138 Cong. Rec. S4781-01, S4783-84 (daily ed. April 2, 1992) (emphasis added).
At a hearing on Domingues’ motion to correct the illegal sentence, the district court concluded that the sentence was not facially illegal and, thus, it lacked jurisdiction to correct the sentence; on March 7, 1997, the district court issued an order denying Domingues’ motion. Domingues appeals from this order.
DISCUSSION
Domingues contends that pursuant to the ICCPR, imposition of the death sentence on one who committed a capital offense while under the age of eighteen is illegal. ICCPR, 999 U.N.T.S. at 175. Although the United States Senate ratified the ICCPR with a reservation allowing juvenile offenders to be sentenced to death, Domingues asserts that this reservation was invalid and thus this capital sentencing prohibition set forth in the treaty is the supreme law of the land.

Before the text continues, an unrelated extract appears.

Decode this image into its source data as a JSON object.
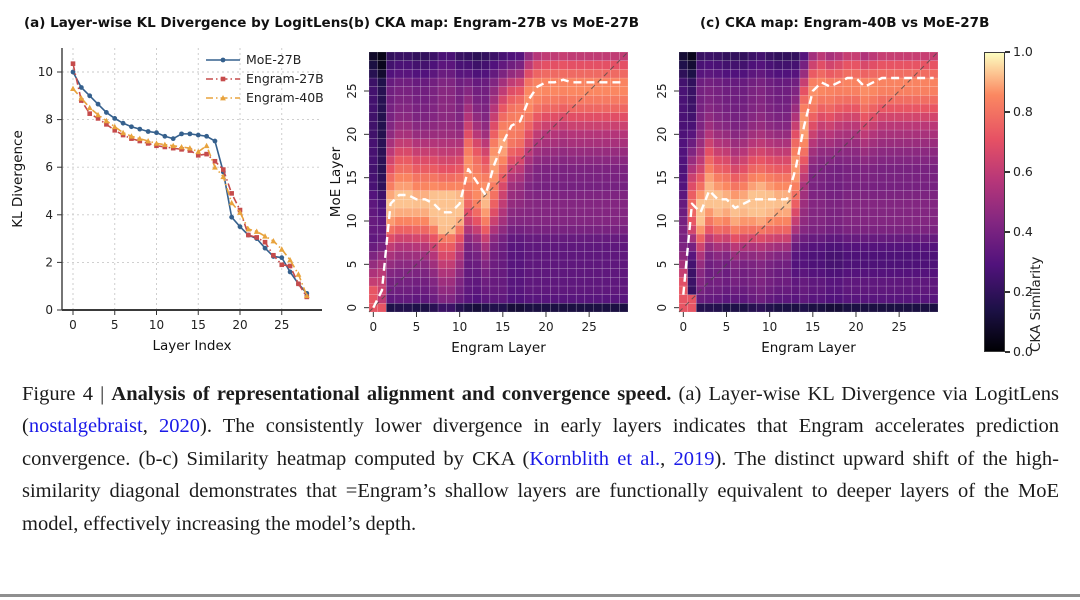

See 138 Cong. Rec. S4781-01, S4783-84 (daily ed. April 2, 1992). Domingues contends that his death sentence, imposed for crimes he committed when he was sixteen years old, is thereby facially illegal. See Edwards v. State, 112 Nev. 704, 708, 918 P.2d 321, 324 (1996) (recognizing the inherent power of the district court to correct a facially illegal sentence); Anderson v. State, 90 Nev. 385, 528 P.2d 1023 (1974). We disagree.
We conclude that the Senate’s express reservation of the United States’ right to impose a penalty of death on juvenile offenders negates Domingues’ claim that he was illegally sentenced. Many of our sister jurisdictions have laws authorizing the death penalty for criminal offenders under the age of eighteen, and such laws have withstood Constitutional scrutiny. See Stanford v. Kentucky, *786492 U.S. 361 (1989); Ved P. Nanda, The United States Reseiyation to the Ban on the Death Penalty for Juvenile Offenders: An Appraisal Under the International Covenant on Civil and Political Rights, 42 DePaul L. Rev. 1311, 1312-13 (1995).
NRS 176.025 provides that the death penalty shall not be imposed upon individuals who were under sixteen years of age at the time that the offense was committed. Because Domingues was sixteen at the time he committed a capital offense, we conclude that the death penalty was legally imposed upon him. Accordingly, we affirm the decision of the district court denying Domingues’ motion to correct the sentence.
Shearing, J., and Blake, D. J., concur.2According to the State, Domingues’ petition for writ of certiorari to the United States Supreme Court raised the issues of whether this court’s statutory review of his sentence violated due process and whether this court’s review of his sentence violated the Eighth Amendment.